Krippenausbau: Deutsche Politiker verantwortungslos?
Unsere Politiker haben es nicht leicht. Derzeit wird zwischen den Parteien gestritten wie selten zuvor: über Hartz IV, über Gesundheitsthemen, über die wachsende Kontrolle des über seine Bürger, über Steuer-CDs, über Afghanistan usw. Doch bei all dem Ärger gibt es doch einen Punkt, in welchem sich alle einig zu sein scheinen, nämlich in dem Vorsatz, Deutschland flächendeckend mit mindestens 750.000 Krippenplätzen zu überziehen! Bis 2013 soll das Ziel erreicht werden, koste es, was es wolle. Und es kostet richtig! Mindestens zwölf Milliarden, sagt das Bundesfamilienministerium, mindestens 20 Milliarden, meinen Kritiker, denn am Qualitätsniveau bundesdeutscher Krippen müsse dringend zusätzlich gearbeitet und weiterentwickelt werden. Dieses Geld hat allerdings niemand, weder der Bund, noch die Länder, und schon gar nicht die Städte und Kommunen, denen ein Löwenanteil der Kosten ungefragt aufgebrummt wurde, ob sie wollten oder nicht. Und sie wollten nicht!

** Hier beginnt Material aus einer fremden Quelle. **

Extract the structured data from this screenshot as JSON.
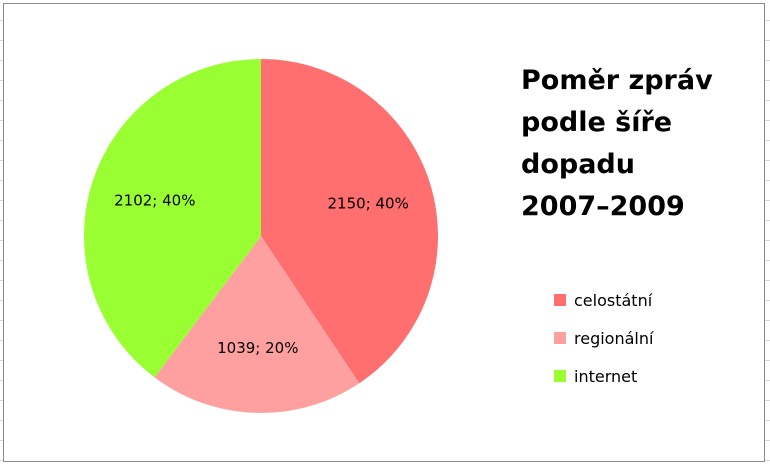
{
  "chart_data": {
    "type": "pie",
    "title_lines": [
      "Poměr zpráv",
      "podle šíře",
      "dopadu",
      "2007–2009"
    ],
    "categories": [
      "celostátní",
      "regionální",
      "internet"
    ],
    "values": [
      2150,
      1039,
      2102
    ],
    "percent_labels": [
      "40%",
      "20%",
      "40%"
    ],
    "data_labels": [
      "2150; 40%",
      "1039; 20%",
      "2102; 40%"
    ],
    "colors": [
      "#ff6f6f",
      "#ffa0a0",
      "#99ff33"
    ],
    "start_angle_deg": 0,
    "direction": "clockwise",
    "legend_position": "right"
  }
}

Während man in den 1980ern vom Westen aus noch mitleidig über die Mauer gen Osten schaute und die vielen armen, innerlich isolierten Kleinkrippenkinder bedauerte, die dort wie selbstverständlich mit wenigen Wochen schon fremdbetreut wurden, und die in manchen Einrichtungen gar im Kollektiv Pipi machen, also »topfen« sollten, gehört es heute in Ost wie West zum modernen und fortschrittlichen Zeitgeist, dass Mama Geld verdienen geht und die Kleinen so schnell als möglich in fremde Hände gibt.

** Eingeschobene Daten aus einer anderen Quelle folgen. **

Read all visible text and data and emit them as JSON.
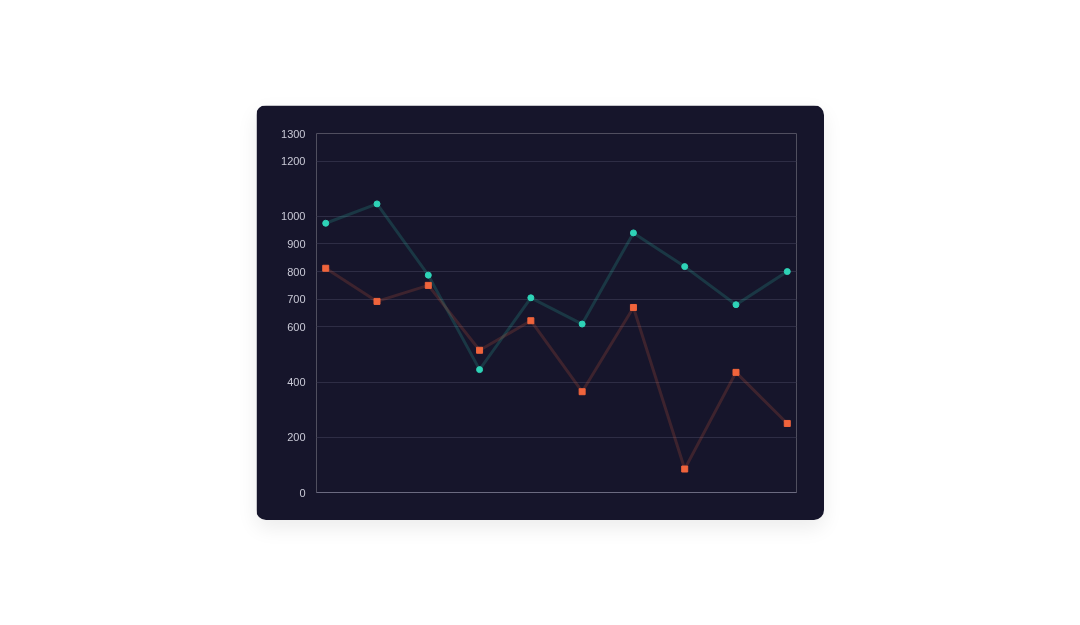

Gegen den Krippenausbau wagt auch in der Politik längst niemand mehr etwas zu sagen, aus Angst, Wählerstimmen zu verlieren. Denn die seit Jahren öffentlich vorgenommene Gehirnwäsche vonseiten der Politik und der Medien funktioniert inzwischen bestens auf die Agierenden selbst: Aus ehemaligen Begriffen wie »frühkindlicher Bindung« wurde durch das Auswechseln eines einzigen Buchstabens die »frühkindliche Bildung«, womit tatsächlich Krippenplätze gemeint sind, die zwar irrsinnig viel Geld kosten, die jedoch in der Regel alles andere als Bildungseinrichtungen sind. Denn hier gibt es nahezu durchweg alarmierend wenig Personal für viel zu viele Kinder! Und: Verheerend schlecht ausgebildetes Personal für viel zu kleine Kinder! Das, was Kleinkindern in deutschen Krippen vermittelt wird, ist in aller Regel Stress und persönlicher Überlebenskampf, doch mitnichten Zuwendung und Liebe, und schon gar nicht Bildung! Mit wenigen Ausnahmen, versteht sich.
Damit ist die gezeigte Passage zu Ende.